This article originally appeared on People.com.
When Oprah weighed more than 200 lbs., she wanted to lean on the body positivity movement to feel comfortable about her weight — but she couldn’t do it without risking her health.
‘‘For your heart to pump, pump, pump, pump, it needs the least amount of weight possible to do that,” Winfrey, 63, tells The New York Times magazine. “So all of the people who are saying, ‘Oh, I need to accept myself as I am’ — I can’t accept myself if I’m over 200 pounds, because it’s too much work on my heart. It causes high blood pressure for me. It puts me at risk for diabetes, because I have diabetes in my family.”
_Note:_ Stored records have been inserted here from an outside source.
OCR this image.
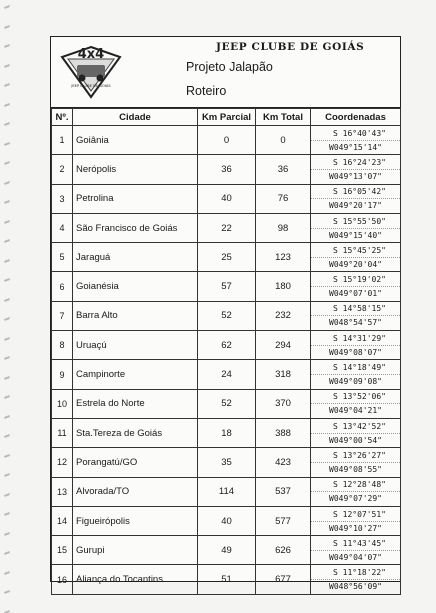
4x4
JEEP CLUBE DE GOIÁS
JEEP CLUBE DE GOIÁS
Projeto Jalapão
Roteiro
Nº.	Cidade	Km Parcial	Km Total	Coordenadas
1	Goiânia	0	0	S 16°40'43"
W049°15'14"

2	Nerópolis	36	36	S 16°24'23"
W049°13'07"

3	Petrolina	40	76	S 16°05'42"
W049°20'17"

4	São Francisco de Goiás	22	98	S 15°55'50"
W049°15'40"

5	Jaraguá	25	123	S 15°45'25"
W049°20'04"

6	Goianésia	57	180	S 15°19'02"
W049°07'01"

7	Barra Alto	52	232	S 14°58'15"
W048°54'57"

8	Uruaçú	62	294	S 14°31'29"
W049°08'07"

9	Campinorte	24	318	S 14°18'49"
W049°09'08"

10	Estrela do Norte	52	370	S 13°52'06"
W049°04'21"

11	Sta.Tereza de Goiás	18	388	S 13°42'52"
W049°00'54"

12	Porangatú/GO	35	423	S 13°26'27"
W049°08'55"

13	Alvorada/TO	114	537	S 12°28'48"
W049°07'29"

14	Figueirópolis	40	577	S 12°07'51"
W049°10'27"

15	Gurupi	49	626	S 11°43'45"
W049°04'07"

16	Aliança do Tocantins	51	677	S 11°18'22"
W048°56'09"
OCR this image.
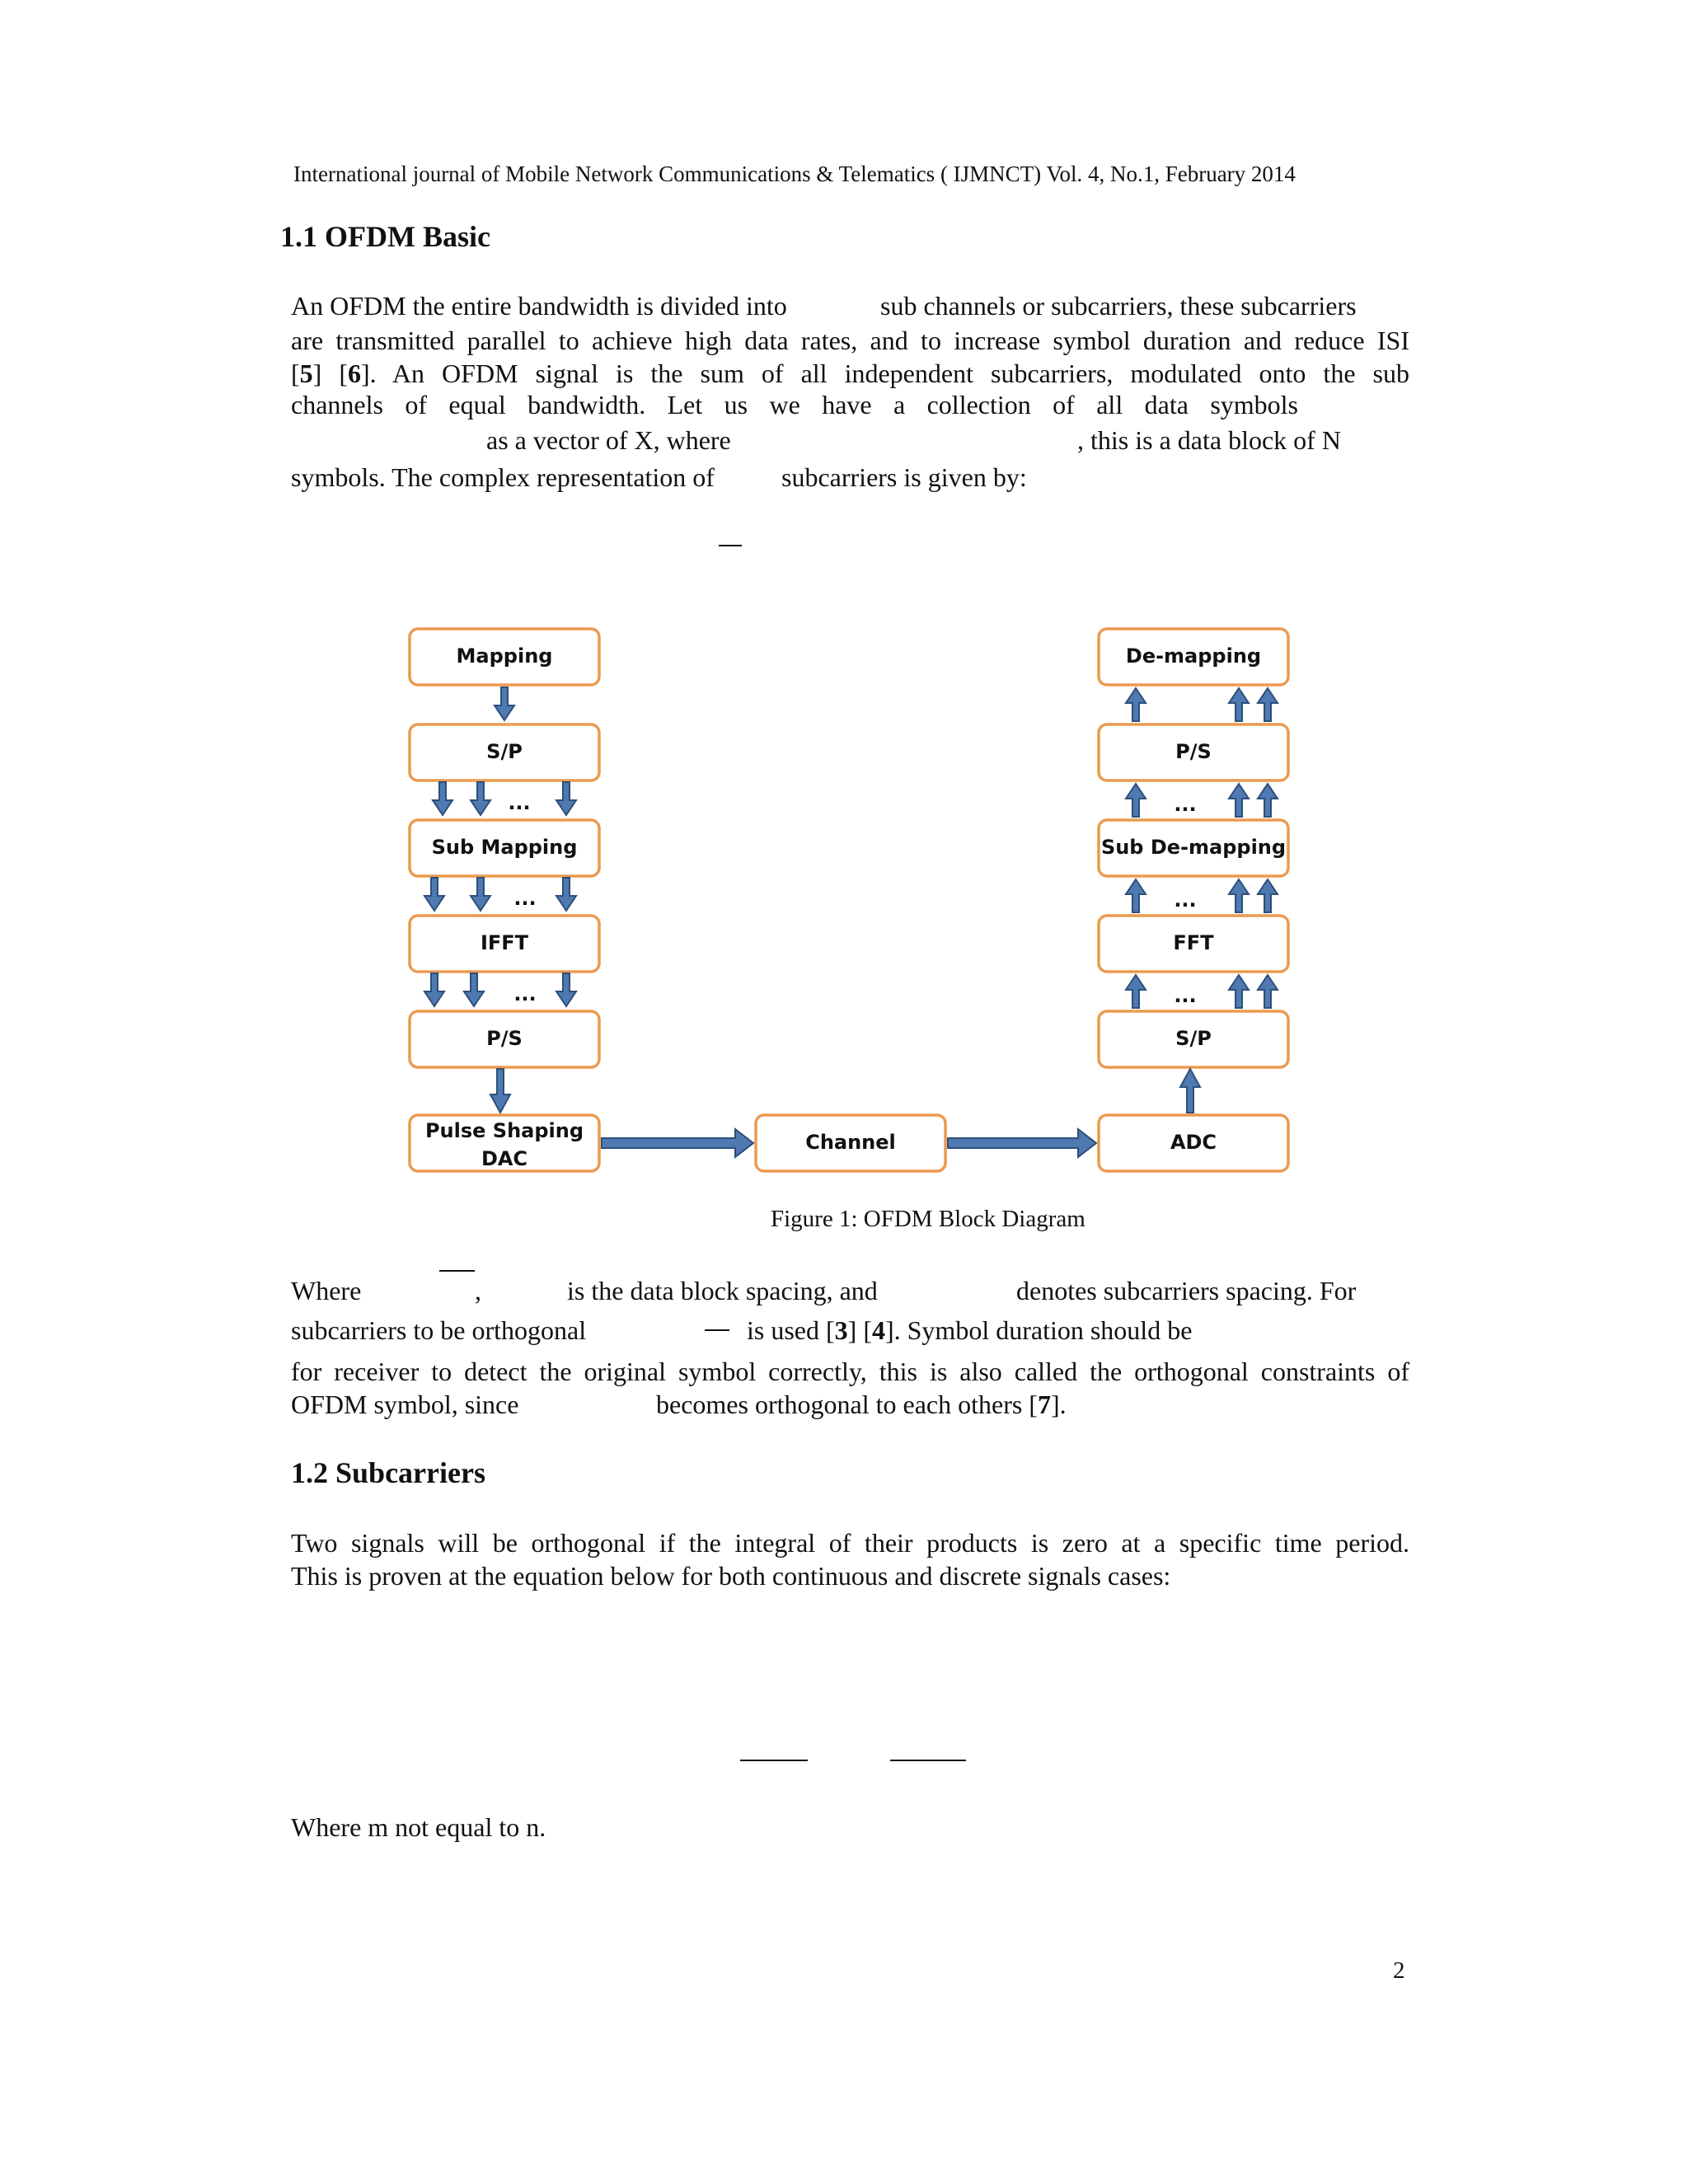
International journal of Mobile Network Communications & Telematics ( IJMNCT) Vol. 4, No.1, February 2014
1.1 OFDM Basic
An OFDM the entire bandwidth is divided into	sub channels or subcarriers, these subcarriers
are transmitted parallel to achieve high data rates, and to increase symbol duration and reduce ISI
[5] [6]. An OFDM signal is the sum of all independent subcarriers, modulated onto the sub
channels of equal bandwidth. Let us we have a collection of all data symbols
as a vector of X, where	, this is a data block of N
symbols. The complex representation of	subcarriers is given by:
Mapping
S/P
Sub Mapping
IFFT
P/S
Pulse Shaping
DAC
Channel
De-mapping
P/S
Sub De-mapping
FFT
S/P
ADC
...
...
...	...
...
...
Figure 1: OFDM Block Diagram
Where	,	is the data block spacing, and	denotes subcarriers spacing. For
subcarriers to be orthogonal	is used [3] [4]. Symbol duration should be
for receiver to detect the original symbol correctly, this is also called the orthogonal constraints of
OFDM symbol, since	becomes orthogonal to each others [7].
1.2 Subcarriers
Two signals will be orthogonal if the integral of their products is zero at a specific time period.
This is proven at the equation below for both continuous and discrete signals cases:
Where m not equal to n.
2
The media mogul — who bought a 10 percent stake in Weight Watchers in Oct. 2015 before starting the program herself — says the current trend to stay away from terms like “diet” or “skinny” while stressing body acceptance is not so simple to follow.
“This whole P.C. about accepting yourself as you are — you should, 100 percent,” Winfrey says, before clarifying that her personal acceptance required finding a weight-loss plot, which is why Weight Watchers works for her.
‘‘It’s a mechanism to keep myself on track that brings a level of consciousness and awareness to my eating. It really is, for me, mindful eating, because the points are so ingrained now.’’
Now, Winfrey tells the magazine, she doesn’t care if she’s ever skinny again — she just wants to be in control of her body.
Winfrey told PEOPLE in January that she’s down 42.5 lbs., and she’s “finally made peace with food,” after just over a year on the program.
“This has been the simplest process that I’ve ever experienced,” she said. “At no time during meals do I deprive myself.”